Ein Junge von ungefähr zehn Jahren, keck, frisch und lebendig in jeder Bewegung, fast schon ein großer Junge, wenn auch die hübschen, schwarz eingerahmten Augen immer noch kindlich und kinderrein blickten, ging mit sicherem, festem Schritt am Strand von Antibes entlang. Drei oder vier gleichaltrige Kameraden folgten ihm, von denen einer am Fronleichnamsfest vor vier Jahren sein »Mitengel« gewesen war.

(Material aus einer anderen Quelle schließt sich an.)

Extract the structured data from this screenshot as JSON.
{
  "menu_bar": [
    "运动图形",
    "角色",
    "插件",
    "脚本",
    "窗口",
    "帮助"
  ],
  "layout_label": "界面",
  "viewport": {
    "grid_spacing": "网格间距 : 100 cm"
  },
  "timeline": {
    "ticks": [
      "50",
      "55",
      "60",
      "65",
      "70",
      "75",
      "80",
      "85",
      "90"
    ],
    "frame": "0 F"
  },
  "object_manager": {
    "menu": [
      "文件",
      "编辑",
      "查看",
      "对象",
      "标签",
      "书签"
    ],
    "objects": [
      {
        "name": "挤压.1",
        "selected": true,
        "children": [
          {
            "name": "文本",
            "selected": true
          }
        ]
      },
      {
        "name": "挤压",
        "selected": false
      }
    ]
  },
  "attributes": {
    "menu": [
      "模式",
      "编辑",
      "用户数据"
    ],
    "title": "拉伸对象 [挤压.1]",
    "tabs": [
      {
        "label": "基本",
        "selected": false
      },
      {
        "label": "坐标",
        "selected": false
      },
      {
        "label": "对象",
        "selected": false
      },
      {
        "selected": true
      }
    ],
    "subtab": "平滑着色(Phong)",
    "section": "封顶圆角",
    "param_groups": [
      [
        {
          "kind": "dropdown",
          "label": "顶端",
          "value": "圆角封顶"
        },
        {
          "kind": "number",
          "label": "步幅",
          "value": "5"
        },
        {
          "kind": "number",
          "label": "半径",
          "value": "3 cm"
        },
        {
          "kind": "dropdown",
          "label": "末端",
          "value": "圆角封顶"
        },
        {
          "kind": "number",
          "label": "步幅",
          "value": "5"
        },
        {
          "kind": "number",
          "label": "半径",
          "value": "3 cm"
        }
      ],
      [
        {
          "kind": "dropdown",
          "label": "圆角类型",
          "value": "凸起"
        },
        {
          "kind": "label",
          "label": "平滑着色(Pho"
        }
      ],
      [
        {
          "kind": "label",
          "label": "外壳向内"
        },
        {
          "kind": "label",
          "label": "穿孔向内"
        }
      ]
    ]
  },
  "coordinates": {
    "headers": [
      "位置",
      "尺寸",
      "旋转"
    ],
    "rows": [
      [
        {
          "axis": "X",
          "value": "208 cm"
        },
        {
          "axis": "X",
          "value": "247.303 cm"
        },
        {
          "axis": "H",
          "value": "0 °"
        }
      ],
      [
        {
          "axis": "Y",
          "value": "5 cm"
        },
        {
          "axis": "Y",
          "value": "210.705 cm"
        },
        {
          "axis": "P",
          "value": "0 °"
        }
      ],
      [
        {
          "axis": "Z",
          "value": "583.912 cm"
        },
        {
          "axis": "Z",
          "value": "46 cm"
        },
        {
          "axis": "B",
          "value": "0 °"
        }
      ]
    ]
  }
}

Mit wichtigthuender, sachkundiger Miene, als ob es gälte, Hilfe zu bringen, gingen sie auf eine gestrandete Tartane zu, die unbeweglich auf der Seite lag, mitten zwischen den kurzen blauen Rudern, die am Mittelmeere gebräuchlich sind, während halbnackte Fischer, mit bloßen Beinen im Wasser watend, ringsum ihrer Arbeit nachgingen.

Es war ein schöner Ostersonntag, Jean hatte heute früh seinen ersten richtigen »Männeranzug« erhalten und trug das hellbraune Filzhütchen mit Samtband nach Matrosenart tief im Nacken. Morgens hatte er in diesem festlichen Anzug die Mutter in die Kirche begleitet und die große Ostermesse gehört, jetzt war die heißersehnte Stunde gekommen, wo er daheim entwischen und sich herumtreiben konnte.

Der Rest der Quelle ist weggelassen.